Beyond Willpower: One Year Anniversary and an update 

This lady has lost quite a bit of weight since going vegan.  I have lost about 26 pounds.  I just wish it would come off faster.

Monday, October 17, 2011

Eating vegan - a new beginning

I'm too late for the Vegan Month of Food (Vegan MoFo), but I can add a few things here and there, and chronicle my journey into the heart of veganness.

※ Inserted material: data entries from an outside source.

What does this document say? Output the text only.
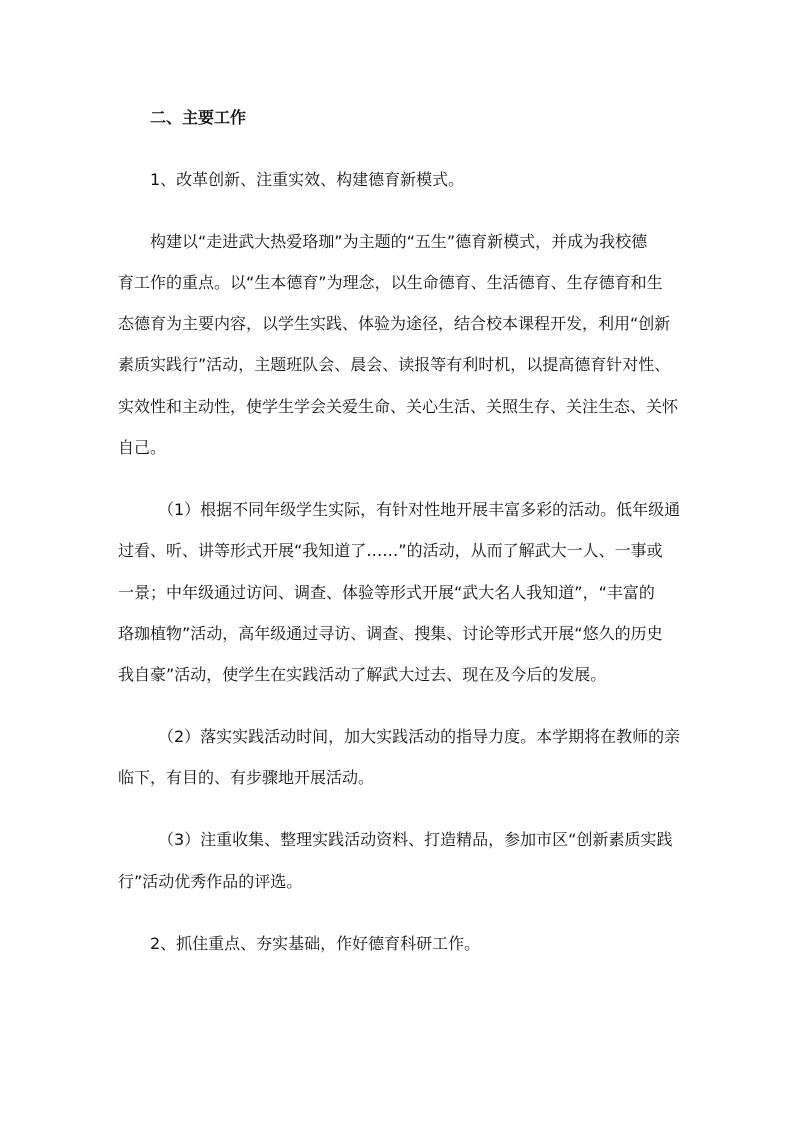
二、主要工作
1、改革创新、注重实效、构建德育新模式。
构建以“走进武大热爱珞珈”为主题的“五生”德育新模式，并成为我校德
育工作的重点。以“生本德育”为理念，以生命德育、生活德育、生存德育和生
态德育为主要内容，以学生实践、体验为途径，结合校本课程开发，利用“创新
素质实践行”活动，主题班队会、晨会、读报等有利时机，以提高德育针对性、
实效性和主动性，使学生学会关爱生命、关心生活、关照生存、关注生态、关怀
自己。
（1）根据不同年级学生实际，有针对性地开展丰富多彩的活动。低年级通
过看、听、讲等形式开展“我知道了……”的活动，从而了解武大一人、一事或
一景；中年级通过访问、调查、体验等形式开展“武大名人我知道”，“丰富的
珞珈植物”活动，高年级通过寻访、调查、搜集、讨论等形式开展“悠久的历史
我自豪”活动，使学生在实践活动了解武大过去、现在及今后的发展。
（2）落实实践活动时间，加大实践活动的指导力度。本学期将在教师的亲
临下，有目的、有步骤地开展活动。
（3）注重收集、整理实践活动资料、打造精品，参加市区“创新素质实践
行”活动优秀作品的评选。
2、抓住重点、夯实基础，作好德育科研工作。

I've been vegan since March of this year (2011 just to be sure). I remember the last time I ate meat. I've had some slip-ups into stuff that had egg or cheese ingredients, but those can be counted on less than one hand. Fortunately, most people are really supportive, and tell me right off if something has animal ingredients in it. Though I started out doing this for health reasons, I realize now, I'm staying for the animals. If I don't eat cats, dogs or rabbits, why should I eat chickens, pigs or cows? They too have a face.

Anyway...

Vegan Gado-Gado


Ingredients



  • 1 tablespoon canola or peanut oil

  • 2 cloves garlic—finely chopped or pressed

  • 1 medium onion, minced

  • 1 cup coconut milk or other skim milk or soy milk

  • 1 cup water

  • 6 tablespoons natural peanut butter

  • 4 tablespoons soy sauce

  • 4 teaspoons brown sugar

  • ½ teaspoon sambal oelek (Indonesian chili sauce) (substitute hot sauce if you do not have the sambal oelek)

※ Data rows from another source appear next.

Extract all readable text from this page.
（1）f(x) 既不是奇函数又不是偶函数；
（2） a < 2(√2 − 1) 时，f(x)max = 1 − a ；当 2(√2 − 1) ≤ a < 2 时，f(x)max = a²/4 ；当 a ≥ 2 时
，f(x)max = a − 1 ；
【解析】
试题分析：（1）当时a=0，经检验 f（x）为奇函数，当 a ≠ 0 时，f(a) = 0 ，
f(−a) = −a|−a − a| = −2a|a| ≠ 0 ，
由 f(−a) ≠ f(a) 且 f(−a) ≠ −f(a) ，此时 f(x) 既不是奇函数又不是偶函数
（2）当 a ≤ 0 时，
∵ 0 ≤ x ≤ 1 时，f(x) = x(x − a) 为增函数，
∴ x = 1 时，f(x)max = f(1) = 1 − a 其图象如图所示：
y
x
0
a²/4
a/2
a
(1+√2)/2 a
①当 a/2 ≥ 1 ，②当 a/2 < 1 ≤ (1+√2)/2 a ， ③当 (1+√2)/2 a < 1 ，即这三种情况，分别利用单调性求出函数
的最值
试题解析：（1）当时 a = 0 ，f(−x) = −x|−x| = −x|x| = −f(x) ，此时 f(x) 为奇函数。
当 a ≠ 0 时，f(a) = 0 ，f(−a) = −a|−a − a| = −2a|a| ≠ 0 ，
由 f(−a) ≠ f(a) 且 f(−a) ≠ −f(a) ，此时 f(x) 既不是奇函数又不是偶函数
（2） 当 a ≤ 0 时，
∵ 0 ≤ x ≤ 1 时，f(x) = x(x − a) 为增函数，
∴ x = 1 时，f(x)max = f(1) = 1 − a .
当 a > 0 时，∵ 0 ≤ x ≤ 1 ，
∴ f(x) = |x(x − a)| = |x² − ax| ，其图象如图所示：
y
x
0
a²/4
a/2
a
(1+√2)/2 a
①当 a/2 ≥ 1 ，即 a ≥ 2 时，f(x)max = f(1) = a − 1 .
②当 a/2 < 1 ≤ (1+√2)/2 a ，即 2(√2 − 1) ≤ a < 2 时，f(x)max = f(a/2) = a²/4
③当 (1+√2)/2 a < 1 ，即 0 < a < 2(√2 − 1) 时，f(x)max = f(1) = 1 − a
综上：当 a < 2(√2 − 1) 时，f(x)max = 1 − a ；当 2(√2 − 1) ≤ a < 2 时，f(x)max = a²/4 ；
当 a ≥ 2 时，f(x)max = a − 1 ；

  • 1 tablespoon lemon juice

Steamed veggies such as chopped cabbage, broccoli, cooked cubed potatoes, boiled eggs, raw bean sprouts (carrots are not very authentic, but I like them anyway) Use what you have on hand. I've also tried it with rice, and with pasta.


Directions
HEAT the oil in a frying pan over a medium heat. Cook the garlic for 1 minute, stirring constantly to brown. ADD the remaining ingredients, except the lemon juice, and bring to the boil. Reduce the heat and simmer for 10 to 15 minutes, uncovered, stirring regularly until the sauce reaches a creamy consistency. ADD the lemon juice, and stir to combine.
Once ready, pour over vegetables, and ENJOY!

Our family has this about once a week, and my kids LOVE IT.